Ayo Dosunmu has already seen a path for his in.
Unfortunately for the former Morgan Park High School standout it’s not a clear track by any means.
There’s a high-flying All-Star in Zach LaVine, now carrying a gold medal around the neck, a former No. 2 overall pick in Lonzo Ball, who excels at tempo and defense, a streak scorer in Coby White, and a world champion in Alec Caruso, who officially signed his four-year free-agent deal this week.
Each of them with better resumes than Dosunmu, each blocking his way to NBA playing time.
At least until Dosunmu put the numbers under a microscope earlier this week.
“I saw the Bulls added a lot of guards,” the Illinois standout said from the Summer League in Las Vegas. “But I also did a lot of research. Coach Billy Donovan, he loves to play a lot of three-guard offenses. I know if I just play hard, compete and bring a lot of energy, then I know it will take care of itself.”
Maybe it will.
After all, Donovan had no problem rolling out a lineup in which Garrett Temple, White, and LaVine all shared the floor at times last season.
Three very different skillsets, but an ability to each play off of each other.
What hurts Dosunmu, however, is his skillset is nowhere near any of those three players.

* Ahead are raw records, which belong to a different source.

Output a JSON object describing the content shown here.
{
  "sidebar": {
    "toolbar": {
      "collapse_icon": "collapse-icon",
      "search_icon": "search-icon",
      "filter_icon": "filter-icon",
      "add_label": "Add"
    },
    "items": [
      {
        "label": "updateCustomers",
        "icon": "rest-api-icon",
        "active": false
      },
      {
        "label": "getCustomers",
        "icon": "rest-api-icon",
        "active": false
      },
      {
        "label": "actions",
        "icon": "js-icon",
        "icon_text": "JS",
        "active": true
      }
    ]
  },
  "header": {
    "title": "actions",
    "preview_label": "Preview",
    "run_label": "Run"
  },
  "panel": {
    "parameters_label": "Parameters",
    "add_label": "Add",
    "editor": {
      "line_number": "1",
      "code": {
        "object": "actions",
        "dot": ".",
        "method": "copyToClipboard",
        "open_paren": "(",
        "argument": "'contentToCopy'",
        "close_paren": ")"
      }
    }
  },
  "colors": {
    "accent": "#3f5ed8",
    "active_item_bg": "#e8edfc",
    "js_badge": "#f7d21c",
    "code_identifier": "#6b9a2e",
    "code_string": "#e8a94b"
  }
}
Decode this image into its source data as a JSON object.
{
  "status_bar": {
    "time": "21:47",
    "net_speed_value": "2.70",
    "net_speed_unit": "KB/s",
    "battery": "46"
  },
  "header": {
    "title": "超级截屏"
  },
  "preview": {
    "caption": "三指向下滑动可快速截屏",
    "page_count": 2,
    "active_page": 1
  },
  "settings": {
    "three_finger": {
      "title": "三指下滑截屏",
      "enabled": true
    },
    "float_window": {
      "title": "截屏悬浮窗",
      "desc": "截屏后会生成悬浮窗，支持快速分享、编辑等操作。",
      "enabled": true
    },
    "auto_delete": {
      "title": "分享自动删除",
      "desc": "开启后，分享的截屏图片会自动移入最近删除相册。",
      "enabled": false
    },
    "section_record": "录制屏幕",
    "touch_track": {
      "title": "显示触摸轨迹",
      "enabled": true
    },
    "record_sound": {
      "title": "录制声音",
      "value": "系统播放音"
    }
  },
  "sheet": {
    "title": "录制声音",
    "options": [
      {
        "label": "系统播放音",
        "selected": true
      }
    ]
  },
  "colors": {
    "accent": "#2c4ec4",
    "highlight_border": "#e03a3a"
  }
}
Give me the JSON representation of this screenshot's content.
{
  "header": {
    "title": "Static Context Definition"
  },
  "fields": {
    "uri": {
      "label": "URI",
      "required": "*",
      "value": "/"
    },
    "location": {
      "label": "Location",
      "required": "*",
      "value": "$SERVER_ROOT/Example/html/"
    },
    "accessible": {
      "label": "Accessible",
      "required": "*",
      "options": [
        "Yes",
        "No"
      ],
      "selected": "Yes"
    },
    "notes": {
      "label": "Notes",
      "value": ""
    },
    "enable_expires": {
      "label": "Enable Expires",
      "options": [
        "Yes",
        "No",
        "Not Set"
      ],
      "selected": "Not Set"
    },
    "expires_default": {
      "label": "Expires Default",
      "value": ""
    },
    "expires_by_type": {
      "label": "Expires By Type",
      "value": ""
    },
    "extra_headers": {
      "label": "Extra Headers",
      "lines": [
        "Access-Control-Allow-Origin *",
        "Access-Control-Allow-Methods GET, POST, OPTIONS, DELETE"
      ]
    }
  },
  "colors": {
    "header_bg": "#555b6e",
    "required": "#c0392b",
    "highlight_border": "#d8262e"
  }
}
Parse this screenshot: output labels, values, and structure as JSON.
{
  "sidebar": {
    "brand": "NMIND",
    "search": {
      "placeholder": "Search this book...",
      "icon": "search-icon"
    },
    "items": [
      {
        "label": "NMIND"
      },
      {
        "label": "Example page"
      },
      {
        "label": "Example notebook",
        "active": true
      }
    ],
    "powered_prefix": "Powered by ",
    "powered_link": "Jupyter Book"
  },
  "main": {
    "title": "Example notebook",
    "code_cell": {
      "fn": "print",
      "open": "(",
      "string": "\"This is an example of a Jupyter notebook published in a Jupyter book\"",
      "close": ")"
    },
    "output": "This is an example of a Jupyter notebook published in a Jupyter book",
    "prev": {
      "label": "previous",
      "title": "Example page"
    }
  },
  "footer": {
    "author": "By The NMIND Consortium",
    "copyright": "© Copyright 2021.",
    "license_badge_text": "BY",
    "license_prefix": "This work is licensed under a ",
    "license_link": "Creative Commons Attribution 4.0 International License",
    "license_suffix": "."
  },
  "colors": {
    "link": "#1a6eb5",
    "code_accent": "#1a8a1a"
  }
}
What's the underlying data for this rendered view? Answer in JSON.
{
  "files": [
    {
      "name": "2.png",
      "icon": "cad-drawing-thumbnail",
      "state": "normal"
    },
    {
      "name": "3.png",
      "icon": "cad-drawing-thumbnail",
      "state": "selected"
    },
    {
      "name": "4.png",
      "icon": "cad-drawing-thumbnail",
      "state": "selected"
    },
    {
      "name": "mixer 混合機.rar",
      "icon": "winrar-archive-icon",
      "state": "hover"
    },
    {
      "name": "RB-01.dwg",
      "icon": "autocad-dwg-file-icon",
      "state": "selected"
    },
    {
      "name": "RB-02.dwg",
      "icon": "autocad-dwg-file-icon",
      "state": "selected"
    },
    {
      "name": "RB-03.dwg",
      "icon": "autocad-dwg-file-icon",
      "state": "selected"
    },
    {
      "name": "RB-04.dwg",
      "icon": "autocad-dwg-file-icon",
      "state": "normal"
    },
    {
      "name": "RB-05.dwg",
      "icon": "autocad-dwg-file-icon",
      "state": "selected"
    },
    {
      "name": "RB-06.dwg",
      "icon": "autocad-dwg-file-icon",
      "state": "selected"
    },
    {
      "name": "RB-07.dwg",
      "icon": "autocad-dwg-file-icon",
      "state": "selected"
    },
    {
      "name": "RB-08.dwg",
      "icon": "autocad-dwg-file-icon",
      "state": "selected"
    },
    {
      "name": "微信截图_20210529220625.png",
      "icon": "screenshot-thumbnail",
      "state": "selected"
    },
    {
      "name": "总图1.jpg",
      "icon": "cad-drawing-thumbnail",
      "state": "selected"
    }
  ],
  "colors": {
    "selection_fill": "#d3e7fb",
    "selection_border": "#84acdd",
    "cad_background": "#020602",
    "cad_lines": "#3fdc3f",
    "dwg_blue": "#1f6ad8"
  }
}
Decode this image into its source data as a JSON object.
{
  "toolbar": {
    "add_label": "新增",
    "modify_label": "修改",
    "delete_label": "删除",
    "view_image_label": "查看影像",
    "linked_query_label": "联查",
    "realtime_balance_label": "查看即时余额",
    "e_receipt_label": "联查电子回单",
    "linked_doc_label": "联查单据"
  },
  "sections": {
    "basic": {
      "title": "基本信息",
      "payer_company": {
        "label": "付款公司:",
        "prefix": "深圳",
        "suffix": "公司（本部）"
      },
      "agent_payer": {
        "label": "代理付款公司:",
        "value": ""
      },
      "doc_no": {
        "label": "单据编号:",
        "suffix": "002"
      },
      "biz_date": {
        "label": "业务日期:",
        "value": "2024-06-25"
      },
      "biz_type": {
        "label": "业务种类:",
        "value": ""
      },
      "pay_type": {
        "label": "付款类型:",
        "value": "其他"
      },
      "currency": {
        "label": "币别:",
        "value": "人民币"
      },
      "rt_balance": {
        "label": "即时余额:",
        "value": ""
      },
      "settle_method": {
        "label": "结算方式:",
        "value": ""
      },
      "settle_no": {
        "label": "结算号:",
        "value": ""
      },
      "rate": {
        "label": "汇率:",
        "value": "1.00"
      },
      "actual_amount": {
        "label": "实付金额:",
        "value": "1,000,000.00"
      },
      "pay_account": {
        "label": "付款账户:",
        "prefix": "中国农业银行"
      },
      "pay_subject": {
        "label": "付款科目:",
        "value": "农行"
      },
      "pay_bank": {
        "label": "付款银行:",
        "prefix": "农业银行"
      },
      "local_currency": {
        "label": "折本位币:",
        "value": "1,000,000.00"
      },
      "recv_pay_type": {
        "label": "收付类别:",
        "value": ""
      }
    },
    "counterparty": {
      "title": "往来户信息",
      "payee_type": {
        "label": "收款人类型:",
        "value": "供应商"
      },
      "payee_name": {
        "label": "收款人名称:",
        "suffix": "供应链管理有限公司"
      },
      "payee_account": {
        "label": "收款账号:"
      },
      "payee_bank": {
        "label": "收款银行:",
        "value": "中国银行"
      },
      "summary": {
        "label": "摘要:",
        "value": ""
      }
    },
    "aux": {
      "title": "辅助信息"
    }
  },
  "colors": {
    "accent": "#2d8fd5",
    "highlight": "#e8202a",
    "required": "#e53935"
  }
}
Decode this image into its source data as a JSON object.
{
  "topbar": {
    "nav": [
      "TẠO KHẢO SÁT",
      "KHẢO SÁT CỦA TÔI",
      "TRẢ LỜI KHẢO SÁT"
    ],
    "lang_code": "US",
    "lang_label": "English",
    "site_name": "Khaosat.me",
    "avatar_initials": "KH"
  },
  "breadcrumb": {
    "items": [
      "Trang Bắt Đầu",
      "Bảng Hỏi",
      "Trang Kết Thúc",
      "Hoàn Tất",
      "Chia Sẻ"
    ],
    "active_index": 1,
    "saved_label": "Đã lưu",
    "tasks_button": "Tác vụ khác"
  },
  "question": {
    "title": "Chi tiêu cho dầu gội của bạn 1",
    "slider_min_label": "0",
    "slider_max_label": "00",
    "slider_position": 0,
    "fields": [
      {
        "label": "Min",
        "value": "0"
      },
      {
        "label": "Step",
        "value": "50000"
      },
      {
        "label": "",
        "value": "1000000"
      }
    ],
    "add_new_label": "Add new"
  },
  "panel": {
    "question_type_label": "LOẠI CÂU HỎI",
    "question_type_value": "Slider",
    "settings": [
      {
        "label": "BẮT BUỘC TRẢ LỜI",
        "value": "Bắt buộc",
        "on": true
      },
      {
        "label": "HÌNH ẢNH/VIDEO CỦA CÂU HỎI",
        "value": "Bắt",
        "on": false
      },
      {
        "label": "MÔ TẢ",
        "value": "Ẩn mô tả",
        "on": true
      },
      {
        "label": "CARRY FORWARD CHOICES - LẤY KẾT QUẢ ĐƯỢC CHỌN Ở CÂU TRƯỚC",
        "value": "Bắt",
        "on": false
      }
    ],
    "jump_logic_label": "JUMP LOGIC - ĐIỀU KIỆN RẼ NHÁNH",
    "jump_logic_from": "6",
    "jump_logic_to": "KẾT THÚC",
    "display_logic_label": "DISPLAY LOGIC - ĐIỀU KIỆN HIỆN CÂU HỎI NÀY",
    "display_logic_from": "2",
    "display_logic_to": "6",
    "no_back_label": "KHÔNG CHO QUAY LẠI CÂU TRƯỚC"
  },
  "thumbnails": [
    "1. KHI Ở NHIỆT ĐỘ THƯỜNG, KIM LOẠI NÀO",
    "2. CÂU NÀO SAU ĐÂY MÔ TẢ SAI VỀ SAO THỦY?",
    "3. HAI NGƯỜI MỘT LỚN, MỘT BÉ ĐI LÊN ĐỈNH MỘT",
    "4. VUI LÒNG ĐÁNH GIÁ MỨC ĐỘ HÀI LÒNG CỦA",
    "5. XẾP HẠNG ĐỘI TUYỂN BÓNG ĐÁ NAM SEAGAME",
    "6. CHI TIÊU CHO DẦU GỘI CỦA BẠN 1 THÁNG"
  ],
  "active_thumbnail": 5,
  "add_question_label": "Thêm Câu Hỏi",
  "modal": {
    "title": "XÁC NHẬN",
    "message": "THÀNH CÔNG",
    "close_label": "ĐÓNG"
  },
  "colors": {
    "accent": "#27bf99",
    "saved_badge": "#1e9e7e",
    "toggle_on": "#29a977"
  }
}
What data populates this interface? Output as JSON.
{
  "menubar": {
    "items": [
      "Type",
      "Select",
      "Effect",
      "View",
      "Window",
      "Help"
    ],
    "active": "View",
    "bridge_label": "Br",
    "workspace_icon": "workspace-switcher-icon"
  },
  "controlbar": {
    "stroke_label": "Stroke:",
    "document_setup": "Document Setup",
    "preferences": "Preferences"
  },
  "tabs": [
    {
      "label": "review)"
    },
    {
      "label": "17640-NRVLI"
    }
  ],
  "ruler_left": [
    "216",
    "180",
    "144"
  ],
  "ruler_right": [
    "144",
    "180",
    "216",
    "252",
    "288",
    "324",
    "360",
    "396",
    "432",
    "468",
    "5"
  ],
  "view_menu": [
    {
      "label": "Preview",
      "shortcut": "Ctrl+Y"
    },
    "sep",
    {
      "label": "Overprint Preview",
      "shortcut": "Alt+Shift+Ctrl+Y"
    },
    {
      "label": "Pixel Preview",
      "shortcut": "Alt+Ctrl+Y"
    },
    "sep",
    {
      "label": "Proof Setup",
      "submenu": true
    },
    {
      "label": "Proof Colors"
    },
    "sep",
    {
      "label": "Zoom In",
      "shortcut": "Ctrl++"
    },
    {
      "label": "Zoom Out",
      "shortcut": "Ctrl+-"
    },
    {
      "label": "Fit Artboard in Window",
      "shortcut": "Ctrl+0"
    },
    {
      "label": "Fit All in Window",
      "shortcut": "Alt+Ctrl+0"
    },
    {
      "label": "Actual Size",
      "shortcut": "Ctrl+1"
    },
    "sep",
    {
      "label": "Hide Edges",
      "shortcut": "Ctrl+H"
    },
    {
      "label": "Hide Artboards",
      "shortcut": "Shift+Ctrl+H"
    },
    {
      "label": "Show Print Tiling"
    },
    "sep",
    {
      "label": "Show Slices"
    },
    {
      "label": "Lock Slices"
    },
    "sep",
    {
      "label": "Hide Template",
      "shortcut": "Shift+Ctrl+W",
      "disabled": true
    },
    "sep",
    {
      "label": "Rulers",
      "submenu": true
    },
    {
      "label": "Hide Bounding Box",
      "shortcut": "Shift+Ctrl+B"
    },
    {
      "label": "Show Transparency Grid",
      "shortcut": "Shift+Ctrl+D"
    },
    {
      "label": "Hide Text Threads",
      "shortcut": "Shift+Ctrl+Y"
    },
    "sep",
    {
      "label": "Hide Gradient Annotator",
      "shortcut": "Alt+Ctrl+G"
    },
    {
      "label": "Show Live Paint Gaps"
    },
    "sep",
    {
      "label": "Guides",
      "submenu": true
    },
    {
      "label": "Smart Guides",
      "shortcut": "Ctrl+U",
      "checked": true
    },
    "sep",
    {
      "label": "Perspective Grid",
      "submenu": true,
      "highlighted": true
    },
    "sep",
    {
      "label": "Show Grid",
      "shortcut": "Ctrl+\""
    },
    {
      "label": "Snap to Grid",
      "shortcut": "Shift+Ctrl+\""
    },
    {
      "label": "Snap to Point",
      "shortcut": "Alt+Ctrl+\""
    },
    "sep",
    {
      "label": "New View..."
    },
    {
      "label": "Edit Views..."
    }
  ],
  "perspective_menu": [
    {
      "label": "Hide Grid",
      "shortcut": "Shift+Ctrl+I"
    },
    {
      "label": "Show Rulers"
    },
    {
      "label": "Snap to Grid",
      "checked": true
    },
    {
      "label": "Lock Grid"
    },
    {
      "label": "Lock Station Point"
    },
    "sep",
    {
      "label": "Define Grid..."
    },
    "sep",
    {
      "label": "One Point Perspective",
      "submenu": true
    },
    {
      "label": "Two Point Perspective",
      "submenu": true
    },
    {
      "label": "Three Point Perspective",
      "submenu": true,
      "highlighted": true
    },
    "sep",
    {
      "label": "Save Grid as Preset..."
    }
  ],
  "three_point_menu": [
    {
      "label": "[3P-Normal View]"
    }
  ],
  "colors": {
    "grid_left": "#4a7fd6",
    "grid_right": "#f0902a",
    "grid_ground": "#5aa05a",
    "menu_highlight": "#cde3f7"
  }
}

Sure, it’s only Summer League, but through the first three games, including the ugly 78-59 loss to Minnesota on Thursday, Dosunmu has shown signs with his defense and his willingness to attack the rim, but clearly has a ton of work to do in the shooting department.
In his three-game body of work, Dosunmu was shooting 7-for-24 (29%) from the field, including a dismal 1-for-7 performance against the Timberwolves.
He has been a solid rebounder for a backcourt starter, averaging five rebounds per game, and did have four steals in the comeback win over the Spurs on Tuesday, but the offense needs a lot of work.
Dosunmu’s immediate goal? Just play hard, and let the rest come his way by putting work in during practice time and extra work on the court.
“The advice I got was go out there and play hard,” Dosunmu said. “Just try to learn something new each game. That’s the best way you’re going to get better. That’s why you see some of the second-year guys performing so well because they have games under their belt and experience. That’s all it takes. Just trying to stay encouraged and keep building brick by brick.”
And slowly move away from shooting bricks.
Dosunmu was 0-for-4 from three-point range so far, but did finish his 2020-21 season with the Illini shooting 39% from three-point range. So expect that to improve.
Besides, the 38th overall pick from last month’s draft is not going to earn his ticket to playing time because of his outside shooting.
“He’s super versatile,” teammate Patrick Williams said of Dosunmu. “He can really defend as well. He’s been doing that pretty much all last week when we were at practice.
“But he just plays so hard … He’s one of the more vocal players that we have on the team, even as a rookie. Just nothing but praise from him. He’s been really good for our team, even when he’s not playing well at the time he’s always vocal. He’s always on the bench, standing up, giving energy pretty much anyway he can. He’s just a really good player.”
As far as the Summer League loss, the Bulls were once again led by Williams, who scored 18 and had 10 rebounds.
“I think in that first half we were a little stagnant,” Williams said of his latest performance. “When the shots weren’t falling, we went away from the offense, kind of started going one-on-one, and that’s my fault.”